Some argue that President Trump’s attempts to fire appointees of independent agencies like the FTC, Consumer Product Safety Commission (CPSC), and National Labor Relations Board (NLRB), among others, threaten the Constitution’s separation of powers. They argue that because these agencies were established by Congress to be insulated from direct presidential control, the president’s actions infringe upon Congress’s legislative prerogative. Essentially, under this view, independent agencies are an extension of the legislative branch’s check on the executive.
But like oil and water, independent agencies and the separation of powers don’t mix. Not letting the president take such action would actually threaten the separation of powers.
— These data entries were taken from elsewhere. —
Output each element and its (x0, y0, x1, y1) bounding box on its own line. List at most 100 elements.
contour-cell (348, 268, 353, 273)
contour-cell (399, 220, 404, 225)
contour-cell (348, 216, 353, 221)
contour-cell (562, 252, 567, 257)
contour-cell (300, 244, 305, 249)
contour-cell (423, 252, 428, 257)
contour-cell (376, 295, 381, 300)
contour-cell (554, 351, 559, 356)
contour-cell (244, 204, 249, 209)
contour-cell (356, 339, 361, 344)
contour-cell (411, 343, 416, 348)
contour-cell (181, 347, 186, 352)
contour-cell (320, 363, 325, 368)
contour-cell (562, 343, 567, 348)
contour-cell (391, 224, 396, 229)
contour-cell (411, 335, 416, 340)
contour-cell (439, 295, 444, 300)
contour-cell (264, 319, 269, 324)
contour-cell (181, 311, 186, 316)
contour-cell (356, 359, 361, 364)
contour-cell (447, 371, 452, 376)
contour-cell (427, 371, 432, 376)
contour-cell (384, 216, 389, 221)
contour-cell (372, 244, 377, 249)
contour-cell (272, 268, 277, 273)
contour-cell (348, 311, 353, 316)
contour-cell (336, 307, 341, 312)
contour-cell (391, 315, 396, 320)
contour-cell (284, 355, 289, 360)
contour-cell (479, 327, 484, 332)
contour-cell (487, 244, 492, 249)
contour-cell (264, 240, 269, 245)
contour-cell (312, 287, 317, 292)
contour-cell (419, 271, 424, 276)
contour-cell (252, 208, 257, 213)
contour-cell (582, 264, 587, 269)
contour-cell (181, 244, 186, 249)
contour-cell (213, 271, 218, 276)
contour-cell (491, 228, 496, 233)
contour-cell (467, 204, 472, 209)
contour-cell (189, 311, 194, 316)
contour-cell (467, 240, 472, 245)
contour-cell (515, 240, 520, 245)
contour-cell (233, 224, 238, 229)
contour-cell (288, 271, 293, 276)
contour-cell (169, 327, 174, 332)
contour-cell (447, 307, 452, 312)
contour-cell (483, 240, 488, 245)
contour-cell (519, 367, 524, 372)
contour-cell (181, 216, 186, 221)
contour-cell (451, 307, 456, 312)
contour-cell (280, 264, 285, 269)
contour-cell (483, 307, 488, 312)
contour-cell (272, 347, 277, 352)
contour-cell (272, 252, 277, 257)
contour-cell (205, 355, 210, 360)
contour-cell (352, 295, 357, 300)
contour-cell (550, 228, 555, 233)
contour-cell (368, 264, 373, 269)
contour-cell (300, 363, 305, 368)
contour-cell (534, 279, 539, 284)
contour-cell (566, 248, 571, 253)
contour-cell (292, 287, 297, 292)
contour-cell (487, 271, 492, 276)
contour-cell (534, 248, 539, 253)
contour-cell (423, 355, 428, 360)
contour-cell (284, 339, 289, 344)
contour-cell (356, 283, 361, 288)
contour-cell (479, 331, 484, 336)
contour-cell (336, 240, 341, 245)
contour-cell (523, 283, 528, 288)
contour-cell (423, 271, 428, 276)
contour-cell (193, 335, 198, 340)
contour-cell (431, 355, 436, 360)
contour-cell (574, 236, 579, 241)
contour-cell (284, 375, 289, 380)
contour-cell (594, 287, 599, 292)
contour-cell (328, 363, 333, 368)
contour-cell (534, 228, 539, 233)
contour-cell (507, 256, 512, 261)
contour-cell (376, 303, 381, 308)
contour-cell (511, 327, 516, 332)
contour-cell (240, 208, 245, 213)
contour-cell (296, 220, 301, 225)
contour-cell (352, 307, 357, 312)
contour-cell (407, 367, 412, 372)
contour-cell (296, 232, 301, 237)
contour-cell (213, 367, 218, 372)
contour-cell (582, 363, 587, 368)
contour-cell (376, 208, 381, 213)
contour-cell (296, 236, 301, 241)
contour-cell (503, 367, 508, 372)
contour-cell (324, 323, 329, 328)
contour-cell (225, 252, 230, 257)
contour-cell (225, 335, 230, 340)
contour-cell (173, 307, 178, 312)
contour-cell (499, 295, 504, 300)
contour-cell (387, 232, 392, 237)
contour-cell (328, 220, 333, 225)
Some of the most powerful agencies of the federal government are “independent.” The FTC, NLRB, CPSC, Securities and Exchange Commission, and Federal Communications Commission, for example, are vested with sweeping, open-ended authority from Congress to regulate everything from business mergers to consumer products and financial markets, as well as enforce federal antitrust, labor, product, securities, and communications law.
And that’s the problem: These agencies are charged with enforcing federal law. Sure, they also exercise quasi-legislative and quasi-judicial powers (which has its own problems under the separation of powers). But they unmistakably exercise executive power too. Just ask Nick Hiran, who was prosecuted by the NLRB for supposedly “unfair labor practices” and was ordered to award compensation to terminated employees after they walked out of a mandatory meeting. Or ask the Marietta family, whose company Jake’s Fireworks has long faced threats of prosecution and penalties from the CPSC’s enforcement of its “Audible Effects Regulation” because the agency thinks one of the company’s products makes the wrong kind of noise.
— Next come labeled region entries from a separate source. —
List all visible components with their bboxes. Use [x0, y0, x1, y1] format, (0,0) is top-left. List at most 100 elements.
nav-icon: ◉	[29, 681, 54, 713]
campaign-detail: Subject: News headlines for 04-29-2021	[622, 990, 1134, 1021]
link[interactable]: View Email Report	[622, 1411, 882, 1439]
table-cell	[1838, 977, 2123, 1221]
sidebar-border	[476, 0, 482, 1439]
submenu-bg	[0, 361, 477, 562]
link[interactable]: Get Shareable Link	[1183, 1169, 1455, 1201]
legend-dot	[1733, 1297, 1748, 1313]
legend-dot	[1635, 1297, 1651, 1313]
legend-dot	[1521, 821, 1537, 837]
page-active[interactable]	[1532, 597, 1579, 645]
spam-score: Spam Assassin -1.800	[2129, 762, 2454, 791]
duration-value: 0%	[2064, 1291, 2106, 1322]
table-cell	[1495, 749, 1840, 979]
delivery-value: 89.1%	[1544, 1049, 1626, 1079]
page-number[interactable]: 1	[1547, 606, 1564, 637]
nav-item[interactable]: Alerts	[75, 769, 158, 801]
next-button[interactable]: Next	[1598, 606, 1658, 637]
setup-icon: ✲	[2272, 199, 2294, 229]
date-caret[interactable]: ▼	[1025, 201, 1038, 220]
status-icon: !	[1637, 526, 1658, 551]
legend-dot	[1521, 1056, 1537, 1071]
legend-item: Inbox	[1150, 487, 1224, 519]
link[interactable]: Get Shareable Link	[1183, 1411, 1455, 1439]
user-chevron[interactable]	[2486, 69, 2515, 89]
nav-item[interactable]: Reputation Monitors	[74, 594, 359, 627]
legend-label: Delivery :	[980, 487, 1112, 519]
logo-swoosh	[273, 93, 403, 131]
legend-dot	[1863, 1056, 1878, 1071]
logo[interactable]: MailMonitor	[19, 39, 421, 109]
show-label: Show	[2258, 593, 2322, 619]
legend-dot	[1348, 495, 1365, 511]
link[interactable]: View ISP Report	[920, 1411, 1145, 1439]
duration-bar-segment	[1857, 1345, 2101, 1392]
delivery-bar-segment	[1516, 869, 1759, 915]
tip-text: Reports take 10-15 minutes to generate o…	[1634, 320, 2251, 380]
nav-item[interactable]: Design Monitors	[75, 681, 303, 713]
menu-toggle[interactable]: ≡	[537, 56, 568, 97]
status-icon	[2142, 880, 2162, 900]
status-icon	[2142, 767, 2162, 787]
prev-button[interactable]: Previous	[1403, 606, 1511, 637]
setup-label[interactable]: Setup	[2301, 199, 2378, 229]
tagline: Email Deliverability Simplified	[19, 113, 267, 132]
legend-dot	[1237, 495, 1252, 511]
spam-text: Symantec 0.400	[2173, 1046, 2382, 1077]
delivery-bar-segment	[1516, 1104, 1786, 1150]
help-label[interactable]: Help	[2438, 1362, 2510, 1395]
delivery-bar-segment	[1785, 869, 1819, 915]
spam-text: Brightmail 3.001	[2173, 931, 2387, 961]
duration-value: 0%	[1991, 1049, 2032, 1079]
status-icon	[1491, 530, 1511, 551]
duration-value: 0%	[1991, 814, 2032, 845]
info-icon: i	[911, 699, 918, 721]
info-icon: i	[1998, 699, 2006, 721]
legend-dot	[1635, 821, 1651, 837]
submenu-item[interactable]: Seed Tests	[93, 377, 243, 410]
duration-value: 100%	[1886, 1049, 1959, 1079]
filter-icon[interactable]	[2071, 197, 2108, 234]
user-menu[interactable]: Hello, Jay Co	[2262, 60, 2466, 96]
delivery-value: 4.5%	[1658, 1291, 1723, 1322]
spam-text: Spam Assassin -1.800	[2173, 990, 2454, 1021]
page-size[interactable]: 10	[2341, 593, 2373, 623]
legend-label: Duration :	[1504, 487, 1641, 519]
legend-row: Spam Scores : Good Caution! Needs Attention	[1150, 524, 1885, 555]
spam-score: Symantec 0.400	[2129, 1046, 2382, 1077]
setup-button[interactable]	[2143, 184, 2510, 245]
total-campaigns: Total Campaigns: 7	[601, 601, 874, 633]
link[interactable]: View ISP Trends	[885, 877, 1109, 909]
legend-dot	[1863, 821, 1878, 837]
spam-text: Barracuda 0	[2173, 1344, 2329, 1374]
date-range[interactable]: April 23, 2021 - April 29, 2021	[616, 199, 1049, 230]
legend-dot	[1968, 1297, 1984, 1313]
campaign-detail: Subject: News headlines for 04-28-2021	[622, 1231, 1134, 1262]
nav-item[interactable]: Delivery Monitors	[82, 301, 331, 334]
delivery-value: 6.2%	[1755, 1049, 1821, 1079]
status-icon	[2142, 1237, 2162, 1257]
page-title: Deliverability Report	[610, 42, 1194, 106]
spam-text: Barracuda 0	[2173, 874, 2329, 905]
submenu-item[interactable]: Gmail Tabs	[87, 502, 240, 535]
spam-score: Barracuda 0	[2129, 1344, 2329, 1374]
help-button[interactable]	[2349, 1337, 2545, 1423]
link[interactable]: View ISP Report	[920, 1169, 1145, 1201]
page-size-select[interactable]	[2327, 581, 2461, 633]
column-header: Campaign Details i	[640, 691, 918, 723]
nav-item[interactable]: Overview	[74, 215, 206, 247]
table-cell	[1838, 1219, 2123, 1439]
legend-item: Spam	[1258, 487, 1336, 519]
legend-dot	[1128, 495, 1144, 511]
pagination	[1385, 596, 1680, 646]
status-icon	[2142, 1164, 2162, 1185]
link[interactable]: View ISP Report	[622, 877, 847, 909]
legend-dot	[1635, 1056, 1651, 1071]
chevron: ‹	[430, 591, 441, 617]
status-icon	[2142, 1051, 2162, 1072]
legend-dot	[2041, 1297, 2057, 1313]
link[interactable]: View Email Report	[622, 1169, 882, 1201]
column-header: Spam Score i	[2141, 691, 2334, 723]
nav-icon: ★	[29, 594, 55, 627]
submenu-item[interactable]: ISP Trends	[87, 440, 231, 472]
This is executive power, plain and simple. And if you exercise executive power, you must be answerable to the person through which that power flows.
The Constitution doesn’t vest the executive power in the president and a group of technocrats at independent agencies. Rather, it’s very clear that all enforcement of federal law—“the executive power”—falls under the purview of the president and the president alone. And if that’s the case, then the president must be able to oversee those who exercise that power, especially those who do so in a significant way. Because oversight without being able to fire the official isn’t much in the way of oversight at all. As James Madison (who knew a thing or two about the Constitution) said when debating the president’s power to remove executive officers, “[I]f the officer when once appointed, is not to depend upon the president for his official existence,…I confess I do not see how the president can take care that the laws be faithfully executed.”
Independent officials exercising executive power but protected from presidential removal is not an example of good governance or following the Constitution. It’s the recipe for unaccountable fiefdoms of concentrated power.
The separation of powers (surprise!) separates powers. Any argument that invokes the separation of powers to justify allowing agencies to wield executive power (as well as other governmental powers) but not be directly accountable to the one person vested with that power under the law of the land makes a mockery of the doctrine.
As such, independent agencies are where the separation of powers goes to die. Allowing the president to remove the leaders of these agencies without cause would breathe some much-needed life back into our government’s constitutional structure.